How Five Girls Fulfilled the Commandment of Sukkah in Auschwitz

Yehudit will never forget the Sukkot holiday that she spent in Auschwitz. It was during the period of the High Holidays, after the fast of Yom Kippur. Yehudit and her friends were laying on their wooden beds in a state of exhaustion, longing for death to come to redeem them from their misery. Suddenly, from the silence and melancholy,  Chani suddenly asked, “What will be with Sukkot?”

Leah, Yehudit, Blumi and Rivkah straightened up in surprise at the strange question. Yehudit suddenly remembered how her family used to celebrate Sukkot in past years, and the special aura that took over her home. Her beloved grandfather holding the beautiful, fragrant etrog he had purchased and reciting the blessing over it with joy. Her father and brothers rolling up their sleeves and working on building the sukkah. The hypnotic fragrance of the sweet challahs that her mother baked in honor of the holiday…

Her thoughts were broken by Leah’s blunt words. “We have to build a sukkah,” she said. Yehudit didn’t think it possible. To build a sukkah? In Auschwitz? Sure, of course. She didn’t know whether to cry or laugh, but in the end, it was the crying that tipped the scales. Crying over what was and what seemed would never again be.

Leah wouldn’t give up. She dropped her head down under her wooden bed and pulled out the “treasure” that she had managed to smuggle into their barracks: a roll of threads and several needles — worth a fortune. Leah tore a piece of fabric from the shirt she was wearing and explained the plan that was forming in her mind: The first seam we will sew tonight.  Tomorrow we will get more fabric and will continue our work,” she inspired the other girls with her initiative.
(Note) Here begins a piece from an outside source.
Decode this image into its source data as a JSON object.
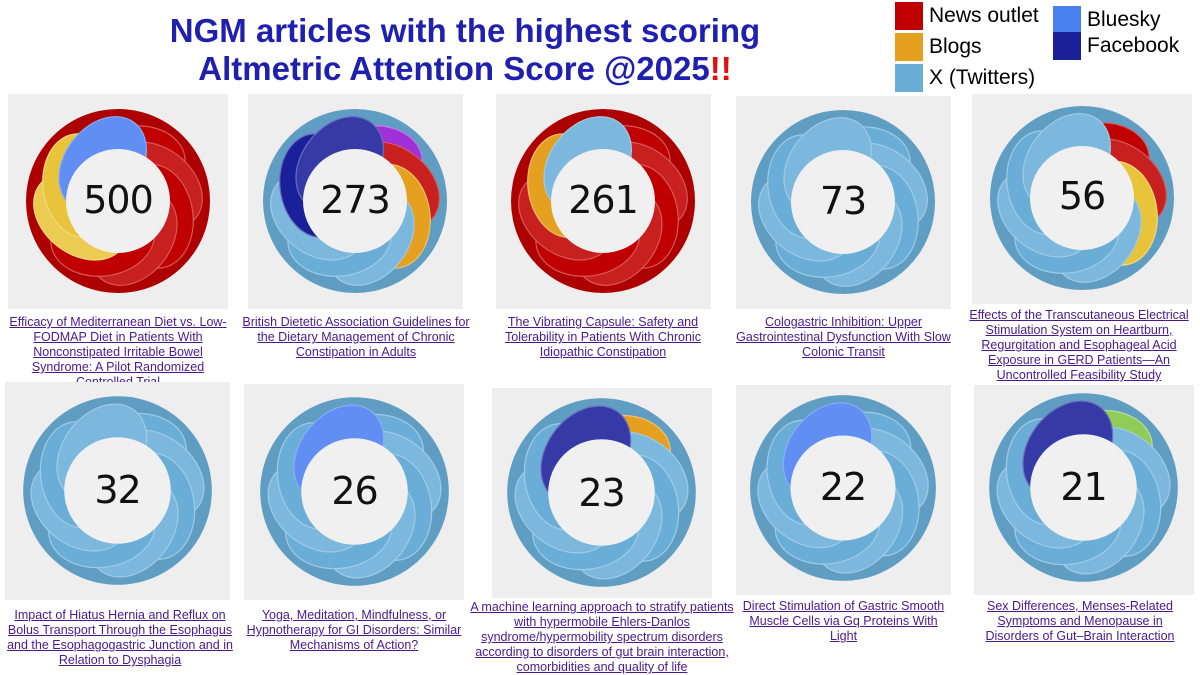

The next day the five friends put together the scraps of fabric that they had collected. They gathered scraps of shirts, sheets and other “treasures” that were going to be thrown into the garbage, and which the cruel kapo in a moment of “generosity” decided to give to them without asking why they wanted it.
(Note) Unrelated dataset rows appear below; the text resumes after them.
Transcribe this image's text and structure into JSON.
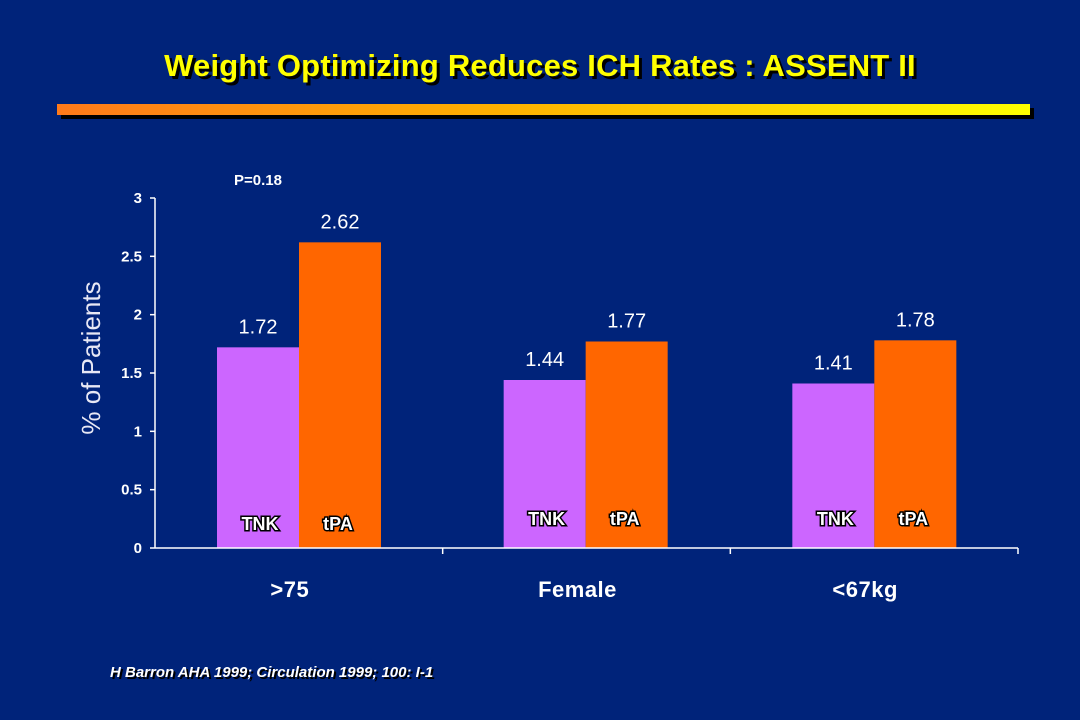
{
  "slide": {
    "title": "Weight Optimizing Reduces ICH Rates : ASSENT II",
    "footnote": "H Barron AHA 1999; Circulation 1999; 100: I-1"
  },
  "colors": {
    "background": "#00237a",
    "title": "#ffff00",
    "tnk": "#cc66ff",
    "tpa": "#ff6600",
    "axis": "#ffffff"
  },
  "chart_data": {
    "type": "bar",
    "categories": [
      ">75",
      "Female",
      "<67kg"
    ],
    "series": [
      {
        "name": "TNK",
        "values": [
          1.72,
          1.44,
          1.41
        ]
      },
      {
        "name": "tPA",
        "values": [
          2.62,
          1.77,
          1.78
        ]
      }
    ],
    "value_labels": [
      [
        "1.72",
        "1.44",
        "1.41"
      ],
      [
        "2.62",
        "1.77",
        "1.78"
      ]
    ],
    "ylabel": "% of Patients",
    "xlabel": "",
    "ylim": [
      0,
      3
    ],
    "yticks": [
      "0",
      "0.5",
      "1",
      "1.5",
      "2",
      "2.5",
      "3"
    ],
    "annotation": "P=0.18",
    "grid": false,
    "legend": "series names printed inside bars"
  }
}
The friends sat and utilized all their spare time for the project to sew the sukkah. They were buoyed up by their excitement over the idea and forgot the hunger, suffering and torment that was their daily portion. The only thing they were thinking of now was the sukkah and what it symbolized to them.

But that night, the kapo stormed their barracks and with earsplitting shrieks forced the women to leave for a roll-call that lasted hours. The women returned close to dawn broken and exhausted to their hut. The cruel kapo then entered the hut again and found the fabric that they had designated for their sukkah. She tore it to pieces and stomped it with her feet. Then she cynically told the girls to fulfill the commandment and sit inside it because it was the eve of their Sukkot holiday. 

A deathly trepidation took hold of Yehudit and her friends upon hearing the order. H The girls looked up at Leah, who had come up with the idea in the first place, but she didn’t lose her savvy. She confidently picked up the torn fabric from the dirty floor and told her friends to each hold one corner and try to stand under the makeshift sukkah.

Her friends hurried to obey Leah’s command, and went under their makeshift “sukkah”. They recited the blessing “to sit in a sukkah” while bursting into heartbreaking sobs which they directed inwardly to their Father in heaven, as Yehudit later described it. 

At the moment, a great miracle occurred: the kapo left the hut and despite failing to accomplish their goal, the girls felt invigorated by their attempt to make their own sukkah.